The Peugeot E-Legend's design features that recall the 504 Coupe include the model name badge on a long, sloping hood, black trim at the base of the roof pillar and knife-edged fenders.
From Automotive News Europe
"We didn’t mean to do a remake of the 504 Coupe," Peugeot design director Gilles Vidal said. "We wanted to make the point that the future can be exciting. There are some aspects and details that connect it to the 504 but it's not neo-retro.”
Touches that recall the 504 Coupe, which stayed in production until 1983, include the model name badge on a sloping hood, black trim at the base of the roof pillar, knife-edged fenders — and overall proportions that signal "sports coupe."
"The long hood and short trunk are imprinted on everybody's mind. It's a recognizable form," Vidal said. "This is pushing the form language into the future."
One clue that the E-Legend isn't a by-the-numbers remake of the 504 is found in the roof pillar trim. Embedded in the trim is a small screen that greets the driver by name and lets him or her know that the car is ready for autonomous or manual driving.
Inside, the 504 connection is reinforced with pleated aquamarine velour seating surfaces. The rest of the interior is pure futuristic concept, with a wraparound screen spanning the footwell that can be used for entertainment, navigation or monitoring the car’s running condition. In autonomous (or what Peugeot calls "office") mode, the steering wheel and instrument screen retract and the seats recline and lower to create a theater effect.

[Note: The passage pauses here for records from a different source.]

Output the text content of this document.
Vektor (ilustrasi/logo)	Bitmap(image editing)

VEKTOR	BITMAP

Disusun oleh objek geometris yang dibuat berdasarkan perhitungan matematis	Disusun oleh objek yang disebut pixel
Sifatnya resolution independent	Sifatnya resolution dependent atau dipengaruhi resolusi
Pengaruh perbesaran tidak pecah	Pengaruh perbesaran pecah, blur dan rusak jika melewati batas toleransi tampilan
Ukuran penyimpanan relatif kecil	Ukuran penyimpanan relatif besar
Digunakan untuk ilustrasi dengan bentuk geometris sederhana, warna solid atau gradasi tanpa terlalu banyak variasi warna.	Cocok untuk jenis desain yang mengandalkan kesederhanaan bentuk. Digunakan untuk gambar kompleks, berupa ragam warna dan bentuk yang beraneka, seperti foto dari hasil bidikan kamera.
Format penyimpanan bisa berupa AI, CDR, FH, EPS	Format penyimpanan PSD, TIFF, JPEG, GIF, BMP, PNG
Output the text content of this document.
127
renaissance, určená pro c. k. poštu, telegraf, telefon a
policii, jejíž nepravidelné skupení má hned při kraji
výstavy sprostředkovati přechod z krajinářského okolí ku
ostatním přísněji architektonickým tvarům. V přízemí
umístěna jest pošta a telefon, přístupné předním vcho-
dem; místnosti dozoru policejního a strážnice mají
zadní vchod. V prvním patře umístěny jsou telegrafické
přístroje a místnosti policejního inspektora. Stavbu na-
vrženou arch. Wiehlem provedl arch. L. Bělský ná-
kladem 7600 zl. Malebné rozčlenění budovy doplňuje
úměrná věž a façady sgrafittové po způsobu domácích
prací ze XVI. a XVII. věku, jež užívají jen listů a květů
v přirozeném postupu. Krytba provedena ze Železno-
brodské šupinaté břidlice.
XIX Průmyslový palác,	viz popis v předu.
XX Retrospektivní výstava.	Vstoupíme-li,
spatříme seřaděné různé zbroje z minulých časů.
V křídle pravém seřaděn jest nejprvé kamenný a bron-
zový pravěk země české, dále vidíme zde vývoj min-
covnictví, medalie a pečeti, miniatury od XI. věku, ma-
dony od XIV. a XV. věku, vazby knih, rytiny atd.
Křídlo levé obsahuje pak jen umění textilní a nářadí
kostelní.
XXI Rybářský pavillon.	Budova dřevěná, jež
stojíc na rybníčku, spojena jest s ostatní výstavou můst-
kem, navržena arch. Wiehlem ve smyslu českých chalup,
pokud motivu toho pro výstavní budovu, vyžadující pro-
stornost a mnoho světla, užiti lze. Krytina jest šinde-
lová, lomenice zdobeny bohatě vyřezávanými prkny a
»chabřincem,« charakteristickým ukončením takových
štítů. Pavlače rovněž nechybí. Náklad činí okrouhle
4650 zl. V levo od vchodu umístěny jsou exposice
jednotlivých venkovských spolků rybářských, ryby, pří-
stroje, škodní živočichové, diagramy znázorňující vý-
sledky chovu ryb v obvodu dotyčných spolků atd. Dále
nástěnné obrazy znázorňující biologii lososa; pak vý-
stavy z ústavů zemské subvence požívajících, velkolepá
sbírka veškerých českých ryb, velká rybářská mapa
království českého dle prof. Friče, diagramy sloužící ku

The E-Legend is also an opportunity for PSA Group to show off its latest technology collaboration, with SoundHound, a Silicon Valley company that specializes in voice recognition.
The concept was styled by Nicolas Brissonneau (exterior) and Christophe Pialat (interior). The overall user experience and human-machine interface (HMI) came together under PSA Group's UXCT program, which includes teams from a dozen specialties such as infotainment, ergonomics, coding and sound design.
Peugeot has no plans to produce the E-Legend, but executives noted that its dimensions are similar to those of a normal production car and that its styling is purposely approachable.
"We wanted to generate an accessible experience, for us and for our customers," said Matthias Hossann, Peugeot's director of concept cars and advanced design. "We didn't want to be literal. We wanted to put a twist on autonomous driving."